Alles zum Thema „nachhaltig Renovieren“:
Nachhaltig Renovieren: Geht das überhaupt?
Doch leider ist die Wirklichkeit oft noch eine andere: Wir bauen zu viel mit Beton, schädlichen Lacken und exotischen Materialien. Bei der Produktion von Beton beispielsweise wird Sand verbraucht, der weltweit immer knapper wird. Und es werden Unmengen an Energie benötigt – die CO₂-Emissionen verursachen.

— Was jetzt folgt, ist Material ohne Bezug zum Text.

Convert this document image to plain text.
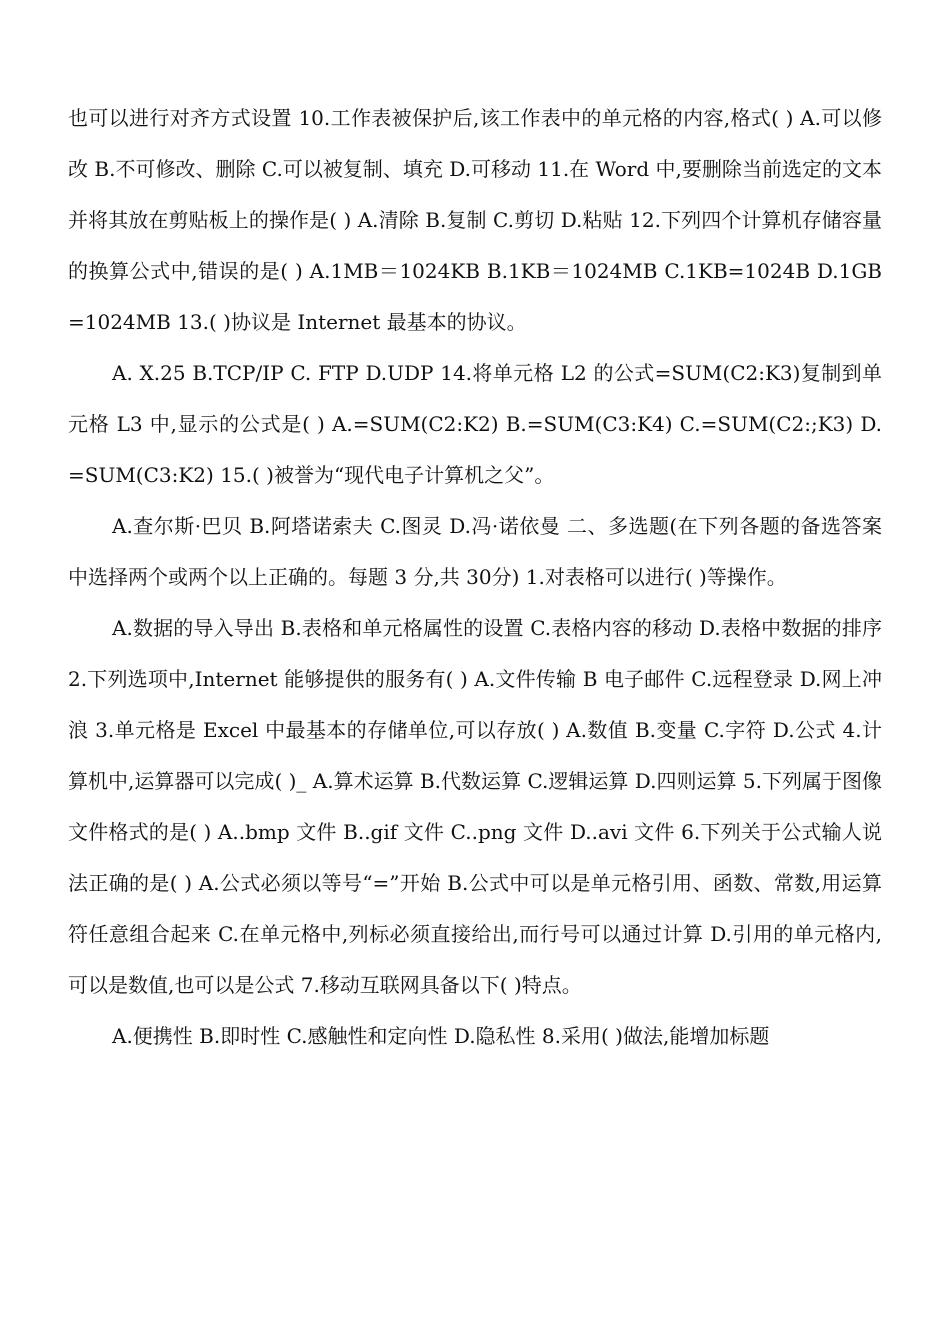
也可以进行对齐方式设置 10.工作表被保护后,该工作表中的单元格的内容,格式( ) A.可以修改 B.不可修改、删除 C.可以被复制、填充 D.可移动 11.在 Word 中,要删除当前选定的文本并将其放在剪贴板上的操作是( ) A.清除 B.复制 C.剪切 D.粘贴 12.下列四个计算机存储容量的换算公式中,错误的是( ) A.1MB＝1024KB B.1KB＝1024MB C.1KB=1024B D.1GB=1024MB 13.( )协议是 Internet 最基本的协议。

A. X.25 B.TCP/IP C. FTP D.UDP 14.将单元格 L2 的公式=SUM(C2:K3)复制到单元格 L3 中,显示的公式是( ) A.=SUM(C2:K2) B.=SUM(C3:K4) C.=SUM(C2:;K3) D.=SUM(C3:K2) 15.( )被誉为“现代电子计算机之父”。

A.查尔斯·巴贝 B.阿塔诺索夫 C.图灵 D.冯·诺依曼 二、多选题(在下列各题的备选答案中选择两个或两个以上正确的。每题 3 分,共 30分) 1.对表格可以进行( )等操作。

A.数据的导入导出 B.表格和单元格属性的设置 C.表格内容的移动 D.表格中数据的排序 2.下列选项中,Internet 能够提供的服务有( ) A.文件传输 B 电子邮件 C.远程登录 D.网上冲浪 3.单元格是 Excel 中最基本的存储单位,可以存放( ) A.数值 B.变量 C.字符 D.公式 4.计算机中,运算器可以完成( )_ A.算术运算 B.代数运算 C.逻辑运算 D.四则运算 5.下列属于图像文件格式的是( ) A..bmp 文件 B..gif 文件 C..png 文件 D..avi 文件 6.下列关于公式输人说法正确的是( ) A.公式必须以等号“=”开始 B.公式中可以是单元格引用、函数、常数,用运算符任意组合起来 C.在单元格中,列标必须直接给出,而行号可以通过计算 D.引用的单元格内,可以是数值,也可以是公式 7.移动互联网具备以下( )特点。

A.便携性 B.即时性 C.感触性和定向性 D.隐私性 8.采用( )做法,能增加标题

Können wir dennoch bestehende Bauten besser machen? Ja, und gleich vorweg: Die Möglichkeiten sind so mannigfaltig, dass es nicht die eine Lösung für alle Baustellen gibt. Aber es gibt Wegweiser und Faustregeln – und die findest du hier.
Bitte nicht von zu weit her!
Eine der wichtigsten Daumenregeln für Baumaterial: je näher, desto besser. Zwar quellen Baumärkte über vor exotischen Hölzern und Metallen. Doch dahinter stehen einerseits ellenlange Transportwege mit massiven CO₂-Fußabdrücken – und oft genug auch menschen- und naturverachtender Raubbau. Also gilt bei Baustoffen für die Renovierung der eigenen vier Wände dasselbe wie beim Lebensmittel-Einkauf im Supermarkt: nicht das Gemüse aus Marokko, sondern lieber aus Mecklenburg.
Halte es deswegen lieber wie früher der französische Adel – und setze auf Stein und Holz aus heimischem Ab- und Anbau. Sandstein aus deutschem Mittelgebirge, dazu nachwachsende deutsche Fichte oder Eiche: Nachhaltiger geht es kaum! Zumal Studien belegen, dass Holz als Baustoff Gesundheit und Geist auf Vordermann bringt.
Nachhaltig renovieren: Diese Baustoffe sind bedenkenlos
- Granit: Der Klassiker in der Küche eignet sich ebenfalls hervorragend für Fußböden oder Treppen. Und stammt dabei aus dem Südosten Deutschlands: Der Stein wird in der Lausitz und im Bayerischen Wald gewonnen.
- Kalkplatten oder Schiefer: Es ist eine altertümliche Art der Dach-Abdeckung, die gut vor Hitze schützt und auch noch heute beliebt ist. Klappt aber nicht überall, denn der Naturstein haftet nur auf Dächern mit geringer Abwinkelung.
- Lehm: Der Rohstoff Lehm eignet sich exzellent als Innenputz. Plus: Er hat gute Dämm-Eigenschaften und ist dem Raumklima zuträglich. Das wussten auch schon die Erbauer von Fachwerkhäusern.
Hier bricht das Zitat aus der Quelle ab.